Are there always matrices $X$ and $Y$ such that $XY=A$ and $YX=B$? Fix a natural number $n$ and let $A,B\in\mathbb{C}^{n\times n}$. Are there matrices $X,Y\in\mathbb{C}^{n\times n}$ such that $XY=A$ and that $YX=B$? A necessary condition for that to happen is that $A$ and $B$ have the same characteristic polynomials. But this condition is not sufficient: if $A=\operatorname{Id}_n$, then $XY=A\implies YX=A$.
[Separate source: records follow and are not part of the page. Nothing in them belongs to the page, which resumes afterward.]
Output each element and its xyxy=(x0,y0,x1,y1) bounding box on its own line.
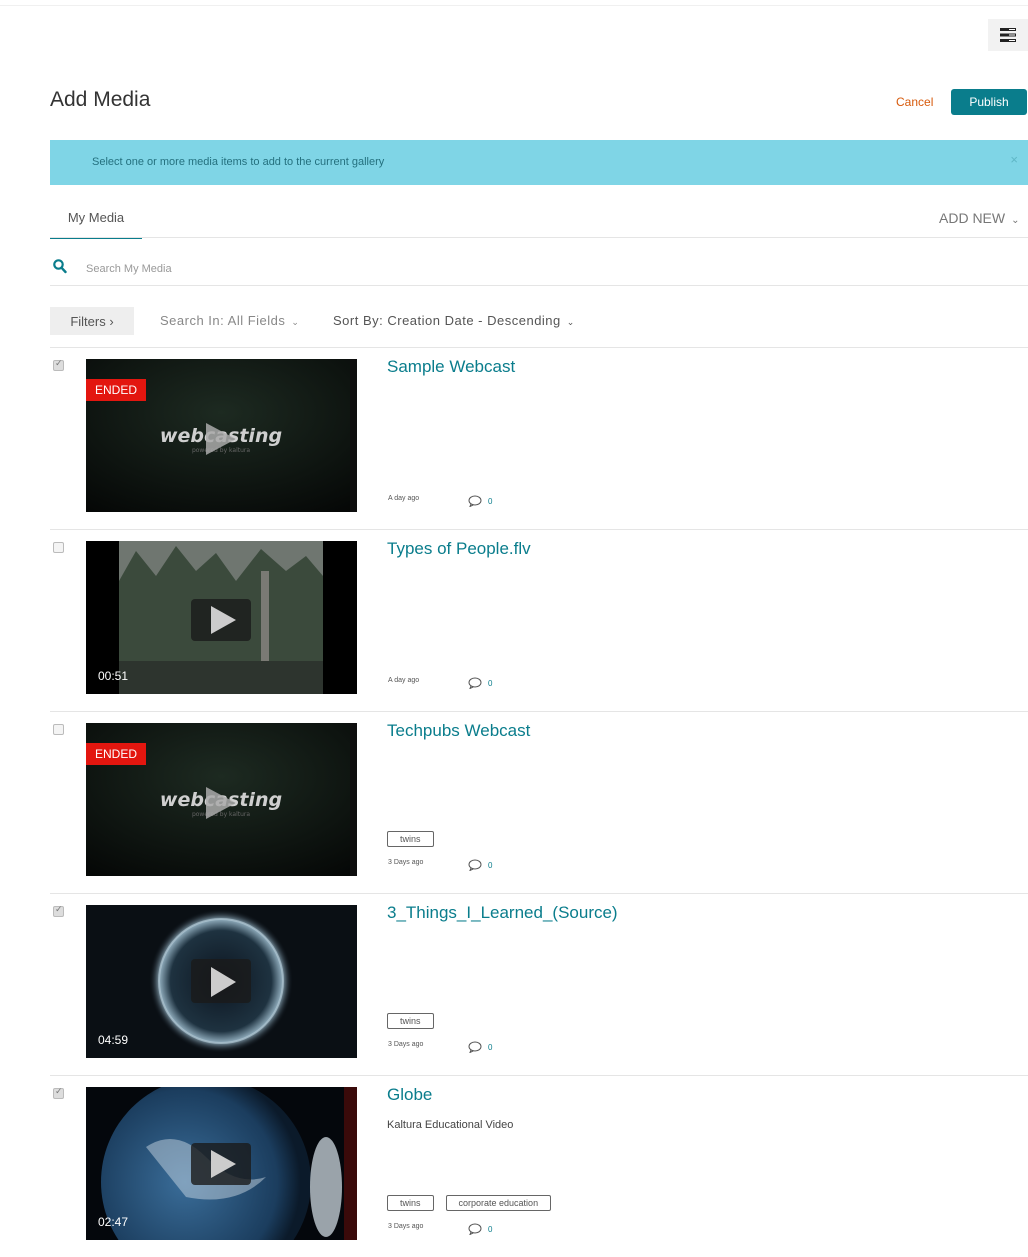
select-checkbox[interactable] xyxy=(53,904,64,917)
webcasting-subtext: powered by kaltura xyxy=(192,447,250,454)
row-divider xyxy=(50,711,1028,712)
webcasting-subtext: powered by kaltura xyxy=(192,811,250,818)
tag-list: twins xyxy=(387,831,434,847)
comments-count[interactable]: 0 xyxy=(468,859,492,871)
media-date: A day ago xyxy=(388,677,420,684)
comment-icon xyxy=(468,495,482,507)
add-new-label: ADD NEW xyxy=(939,210,1006,226)
sort-by-dropdown[interactable]: Sort By: Creation Date - Descending ⌄ xyxy=(333,313,575,328)
media-list-item: webcasting powered by kaltura ENDED Tech… xyxy=(50,711,1028,893)
comment-icon xyxy=(468,1223,482,1235)
info-banner-text: Select one or more media items to add to… xyxy=(92,156,385,168)
media-date: 3 Days ago xyxy=(388,1041,424,1048)
search-in-label: Search In: All Fields xyxy=(160,313,286,328)
comments-number: 0 xyxy=(488,860,493,870)
media-title-link[interactable]: Sample Webcast xyxy=(387,357,515,377)
comments-count[interactable]: 0 xyxy=(468,677,492,689)
media-thumbnail[interactable]: 04:59 xyxy=(86,905,357,1058)
cancel-button[interactable]: Cancel xyxy=(896,95,933,109)
tag-list: twins xyxy=(387,1013,434,1029)
search-input[interactable] xyxy=(84,258,988,280)
media-title-link[interactable]: Types of People.flv xyxy=(387,539,531,559)
select-checkbox[interactable] xyxy=(53,358,64,371)
list-menu-icon xyxy=(1000,28,1016,42)
media-description: Kaltura Educational Video xyxy=(387,1119,514,1131)
media-thumbnail[interactable]: 00:51 xyxy=(86,541,357,694)
comments-count[interactable]: 0 xyxy=(468,495,492,507)
search-divider xyxy=(50,285,1028,286)
duration-label: 04:59 xyxy=(98,1033,129,1047)
tab-my-media[interactable]: My Media xyxy=(50,210,142,239)
row-divider xyxy=(50,529,1028,530)
comment-icon xyxy=(468,859,482,871)
select-checkbox[interactable] xyxy=(53,542,64,553)
media-list-item: 00:51 Types of People.flv A day ago 0 xyxy=(50,529,1028,711)
media-title-link[interactable]: Globe xyxy=(387,1085,432,1105)
menu-toggle-button[interactable] xyxy=(988,19,1028,51)
select-checkbox[interactable] xyxy=(53,724,64,735)
media-date: 3 Days ago xyxy=(388,1223,424,1230)
media-list-item: 04:59 3_Things_I_Learned_(Source) twins … xyxy=(50,893,1028,1075)
info-banner: Select one or more media items to add to… xyxy=(50,140,1028,185)
chevron-down-icon: ⌄ xyxy=(1011,215,1020,226)
comments-count[interactable]: 0 xyxy=(468,1041,492,1053)
row-divider xyxy=(50,1075,1028,1076)
comments-number: 0 xyxy=(488,1042,493,1052)
tag[interactable]: twins xyxy=(387,1013,434,1029)
comments-count[interactable]: 0 xyxy=(468,1223,492,1235)
comment-icon xyxy=(468,677,482,689)
media-thumbnail[interactable]: webcasting powered by kaltura ENDED xyxy=(86,359,357,512)
media-date: 3 Days ago xyxy=(388,859,424,866)
comment-icon xyxy=(468,1041,482,1053)
duration-label: 02:47 xyxy=(98,1215,129,1229)
media-list-item: 02:47 Globe Kaltura Educational Video tw… xyxy=(50,1075,1028,1257)
row-divider xyxy=(50,347,1028,348)
media-title-link[interactable]: 3_Things_I_Learned_(Source) xyxy=(387,903,618,923)
ended-badge: ENDED xyxy=(86,743,147,765)
media-thumbnail[interactable]: webcasting powered by kaltura ENDED xyxy=(86,723,357,876)
page-title: Add Media xyxy=(50,88,151,111)
tabs-divider xyxy=(50,237,1028,238)
comments-number: 0 xyxy=(488,496,493,506)
tag-list: twins corporate education xyxy=(387,1195,552,1211)
comments-number: 0 xyxy=(488,678,493,688)
duration-label: 00:51 xyxy=(98,669,129,683)
filters-button[interactable]: Filters › xyxy=(50,307,134,335)
tag[interactable]: twins xyxy=(387,1195,434,1211)
chevron-down-icon: ⌄ xyxy=(291,317,300,327)
top-border xyxy=(0,5,1028,6)
close-icon[interactable]: × xyxy=(1010,152,1018,167)
ended-badge: ENDED xyxy=(86,379,147,401)
search-icon[interactable] xyxy=(53,259,67,274)
media-title-link[interactable]: Techpubs Webcast xyxy=(387,721,530,741)
sort-by-label: Sort By: Creation Date - Descending xyxy=(333,313,561,328)
row-divider xyxy=(50,893,1028,894)
media-list-item: webcasting powered by kaltura ENDED Samp… xyxy=(50,347,1028,529)
media-thumbnail[interactable]: 02:47 xyxy=(86,1087,357,1240)
media-date: A day ago xyxy=(388,495,420,502)
add-new-dropdown[interactable]: ADD NEW ⌄ xyxy=(939,210,1020,226)
tag[interactable]: corporate education xyxy=(445,1195,552,1211)
tag[interactable]: twins xyxy=(387,831,434,847)
publish-button[interactable]: Publish xyxy=(951,89,1027,115)
comments-number: 0 xyxy=(488,1224,493,1234)
chevron-down-icon: ⌄ xyxy=(566,317,575,327)
select-checkbox[interactable] xyxy=(53,1086,64,1099)
search-in-dropdown[interactable]: Search In: All Fields ⌄ xyxy=(160,313,299,328)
So, my question is: are there necessary and sufficient conditions about $A$ and $B$ so that the problem has a solution?
 A: If $A$ and $B$ are non-singular, $X$ and $Y$ have to be too. Then $A=XY$
and $B=YX$ for some $X$, $Y$ iff $A$ and $B$ are conjugate in $\text{GL}_2(\Bbb C)$. But there are nonsingular matrices $A$, $B$ which
have the same characteristic polynomial but are not conjugate. For a trivial example, take $A=I$ and $B=\pmatrix{1&1\\0&1}$.
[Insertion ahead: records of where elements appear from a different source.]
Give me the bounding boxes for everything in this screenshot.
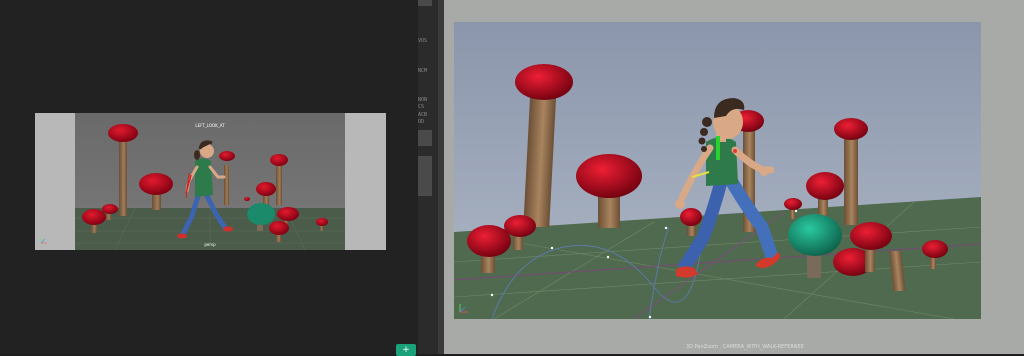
divider-label: CS [418, 104, 425, 110]
divider-block [418, 0, 432, 6]
right-panel-gutter [438, 0, 444, 354]
hud-top-label: LEFT_LOOK_AT [195, 123, 225, 128]
hud-camera-label: persp [204, 242, 216, 247]
add-button[interactable]: + [396, 344, 416, 356]
main-viewport[interactable] [453, 22, 982, 320]
panel-divider: VOS NCM NON CS ACB OD [418, 0, 438, 354]
divider-label: NCM [418, 68, 428, 74]
divider-label: ACB [418, 112, 428, 118]
viewport-status-label: 3D PanZoom : CAMERA_WITH_WALK-REFERNEE [686, 344, 804, 350]
divider-label: NON [418, 97, 428, 103]
divider-block[interactable] [418, 130, 432, 146]
left-viewport[interactable]: LEFT_LOOK_AT persp [35, 113, 386, 251]
divider-block[interactable] [418, 156, 432, 196]
divider-label: OD [418, 119, 425, 125]
divider-label: VOS [418, 38, 428, 44]
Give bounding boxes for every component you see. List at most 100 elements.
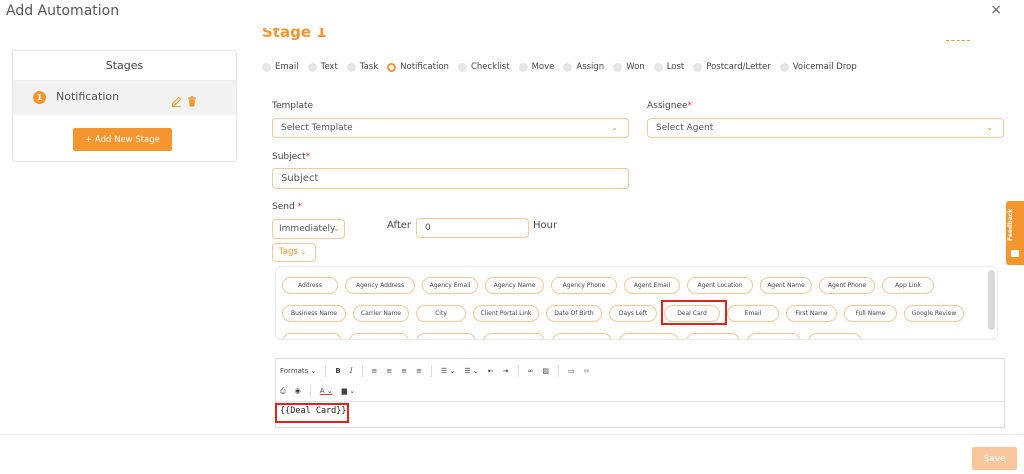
- required-mark: *: [687, 101, 693, 111]
- italic-icon[interactable]: I: [350, 367, 353, 375]
- tag-chip-agency-email[interactable]: Agency Email: [422, 277, 478, 294]
- tag-chip-days-left[interactable]: Days Left: [609, 305, 657, 322]
- tag-chip[interactable]: [349, 333, 409, 339]
- align-center-icon[interactable]: ≡: [386, 367, 392, 375]
- tag-chip[interactable]: [747, 333, 801, 339]
- save-button[interactable]: Save: [972, 447, 1017, 470]
- radio-dot: [457, 62, 467, 72]
- send-timing-value: Immediately: [279, 224, 336, 234]
- preview-icon[interactable]: ◉: [295, 387, 301, 395]
- tag-chip[interactable]: [808, 333, 862, 339]
- tag-chip-app-link[interactable]: App Link: [882, 277, 934, 294]
- required-mark: *: [305, 152, 311, 162]
- tag-chip-carrier-name[interactable]: Carrier Name: [353, 305, 409, 322]
- chevron-down-icon: ⌄: [986, 123, 993, 132]
- tag-chip-address[interactable]: Address: [282, 277, 338, 294]
- action-type-option-notification[interactable]: Notification: [387, 62, 449, 72]
- tag-chip-agency-address[interactable]: Agency Address: [345, 277, 415, 294]
- add-new-stage-button[interactable]: + Add New Stage: [73, 128, 172, 151]
- edit-icon[interactable]: [171, 92, 182, 111]
- action-type-option-won[interactable]: Won: [613, 62, 645, 72]
- tag-chip-city[interactable]: City: [416, 305, 466, 322]
- radio-label: Notification: [400, 62, 449, 72]
- action-type-option-task[interactable]: Task: [346, 62, 378, 72]
- template-select[interactable]: Select Template ⌄: [272, 118, 629, 138]
- bold-icon[interactable]: B: [335, 367, 340, 375]
- tag-chip-google-review[interactable]: Google Review: [904, 305, 964, 322]
- stage-item-notification[interactable]: 1 Notification: [13, 81, 236, 115]
- action-type-option-move[interactable]: Move: [518, 62, 555, 72]
- chevron-down-icon: ⌄: [333, 224, 340, 233]
- tag-chip-business-name[interactable]: Business Name: [282, 305, 346, 322]
- align-right-icon[interactable]: ≡: [401, 367, 407, 375]
- align-left-icon[interactable]: ≡: [372, 367, 378, 375]
- stages-panel: Stages 1 Notification + Add New Stage: [12, 50, 237, 162]
- delete-stage-link[interactable]: [946, 40, 970, 42]
- tag-chip-agency-name[interactable]: Agency Name: [485, 277, 544, 294]
- tag-chip-full-name[interactable]: Full Name: [844, 305, 897, 322]
- after-hours-input[interactable]: 0: [416, 218, 529, 238]
- subject-input[interactable]: [272, 168, 629, 189]
- radio-dot: [653, 62, 663, 72]
- radio-label: Move: [531, 62, 555, 72]
- tag-chip-agent-email[interactable]: Agent Email: [624, 277, 680, 294]
- tag-chip[interactable]: [416, 333, 476, 339]
- action-type-option-assign[interactable]: Assign: [563, 62, 604, 72]
- window-header: Add Automation ×: [0, 0, 1024, 26]
- tag-chip[interactable]: [552, 333, 612, 339]
- action-type-option-lost[interactable]: Lost: [653, 62, 684, 72]
- link-icon[interactable]: ∞: [528, 367, 534, 375]
- tag-chip[interactable]: [282, 333, 342, 339]
- tag-chip[interactable]: [483, 333, 545, 339]
- code-icon[interactable]: ‹›: [584, 367, 590, 375]
- tag-chip-agent-name[interactable]: Agent Name: [760, 277, 812, 294]
- formats-dropdown[interactable]: Formats ⌄: [280, 367, 316, 375]
- radio-dot: [613, 62, 623, 72]
- image-icon[interactable]: ▨: [542, 367, 549, 375]
- assignee-label: Assignee*: [647, 101, 692, 111]
- action-type-option-voicemail-drop[interactable]: Voicemail Drop: [779, 62, 857, 72]
- media-icon[interactable]: ▭: [568, 367, 575, 375]
- tag-chip[interactable]: [686, 333, 740, 339]
- print-icon[interactable]: ⎙: [280, 387, 286, 396]
- tags-panel: Address Agency Address Agency Email Agency …: [275, 266, 998, 340]
- tags-row-2: Business Name Carrier Name City Client Port…: [282, 305, 971, 322]
- tag-chip-agent-location[interactable]: Agent Location: [687, 277, 753, 294]
- tags-dropdown-button[interactable]: Tags ⌄: [272, 243, 316, 262]
- tags-row-1: Address Agency Address Agency Email Agency …: [282, 277, 941, 294]
- tag-chip-first-name[interactable]: First Name: [786, 305, 837, 322]
- background-color-icon[interactable]: ▆ ⌄: [342, 387, 355, 395]
- tag-chip-client-portal-link[interactable]: Client Portal Link: [473, 305, 539, 322]
- radio-dot: [262, 62, 271, 72]
- indent-icon[interactable]: ⇥: [503, 367, 509, 375]
- tag-chip-date-of-birth[interactable]: Date Of Birth: [546, 305, 602, 322]
- radio-dot: [307, 62, 317, 72]
- radio-label: Postcard/Letter: [706, 62, 771, 72]
- tag-chip-agency-phone[interactable]: Agency Phone: [551, 277, 617, 294]
- action-type-option-postcard-letter[interactable]: Postcard/Letter: [693, 62, 771, 72]
- trash-icon[interactable]: [187, 92, 197, 111]
- tags-scrollbar[interactable]: [988, 270, 995, 330]
- numbered-list-icon[interactable]: ☰ ⌄: [464, 367, 478, 375]
- tag-chip-email[interactable]: Email: [727, 305, 779, 322]
- tag-chip-agent-phone[interactable]: Agent Phone: [819, 277, 875, 294]
- action-type-option-text[interactable]: Text: [307, 62, 338, 72]
- template-select-value: Select Template: [281, 123, 353, 133]
- outdent-icon[interactable]: ⇤: [488, 367, 494, 375]
- assignee-select[interactable]: Select Agent ⌄: [647, 118, 1004, 138]
- feedback-tab[interactable]: Feedback: [1006, 201, 1024, 265]
- rich-text-editor: Formats ⌄ B I ≡ ≡ ≡ ≡ ☰ ⌄ ☰ ⌄ ⇤ ⇥ ∞ ▨ ▭ …: [275, 358, 1005, 428]
- hour-unit-label: Hour: [533, 220, 558, 231]
- tag-chip[interactable]: [619, 333, 679, 339]
- bullet-list-icon[interactable]: ☰ ⌄: [441, 367, 455, 375]
- radio-dot: [387, 62, 397, 72]
- action-type-option-checklist[interactable]: Checklist: [457, 62, 510, 72]
- radio-label: Assign: [576, 62, 605, 72]
- assignee-label-text: Assignee: [647, 101, 688, 111]
- footer-bar: [0, 434, 1024, 474]
- align-justify-icon[interactable]: ≡: [416, 367, 422, 375]
- action-type-option-email[interactable]: Email: [262, 62, 299, 72]
- send-timing-select[interactable]: Immediately ⌄: [272, 219, 345, 239]
- text-color-icon[interactable]: A ⌄: [320, 387, 333, 395]
- close-icon[interactable]: ×: [990, 2, 1002, 18]
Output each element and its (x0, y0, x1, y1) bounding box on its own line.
A: The general problem is: let $A\in M_{m,m},B\in M_{n,n}$. Do there exist $X\in M_{m,n},Y\in M_{n,m}$ s.t. $XY=A,YX=B$ ? The NS condition is given by a result due to Flanders; cf. for example the free access paper
https://www.sciencedirect.com/science/article/pii/0024379568900475
We consider the (generic) case when $m\geq n$ and $B$ is generic (then its eigenvalues $(\lambda_i)$ are non-zero and distinct and $B$ is diagonalizable invertible); thus, NECESSARILY, $spectrum(A)=\{spectrum(B),0_{m-n}\}$ and the eigenvalue $0$ of $A$ is semi simple; then $A=PDP^{-1},B=Q\Delta Q^{-1}$ where $D,\Delta$ are diagonal.
Let $X'=P^{-1}XQ,Y'=Q^{-1}YP$; then $X'Y'=D,Y'X'=\Delta$ and we may assume that $A=diag(0_{m-n},(\lambda_i)_i),B=diag((\lambda_i)_i)$. Necessarily $rank(X)=rank(Y)=n$ and $X,Y$ are in the form $X=\begin{pmatrix}0\\U\end{pmatrix},Y=\begin{pmatrix}0&V\end{pmatrix}$ where the $n\times n$ invertible matrices $U,V$ satisfy $UV=VU=diag((\lambda_i)_i)$. Finally $U,V$ are diagonal matrices $U=diag(u_i),V=diag(v_i)$ s.t. $u_iv_i=\lambda_i$. 
Note that $U$  depends on $n$ parameters and, roughly speaking, the set of solutions in $U$ is almost a vector space; therefore, the set of solutions in $X$ too. Clearly, $X$ is a solution of the linear equation $(*)$ $AX=XB$; one can see that the set of solutions of the equation $(*)$ is a vector space of dimension $n$. Then it's useless to diagonalize $A,B$; it suffices to find the solutions with rank $n$ of $(*)$; in a second step, the linear system  in $Y$: $XY=A,YX=B$ has a unique solution.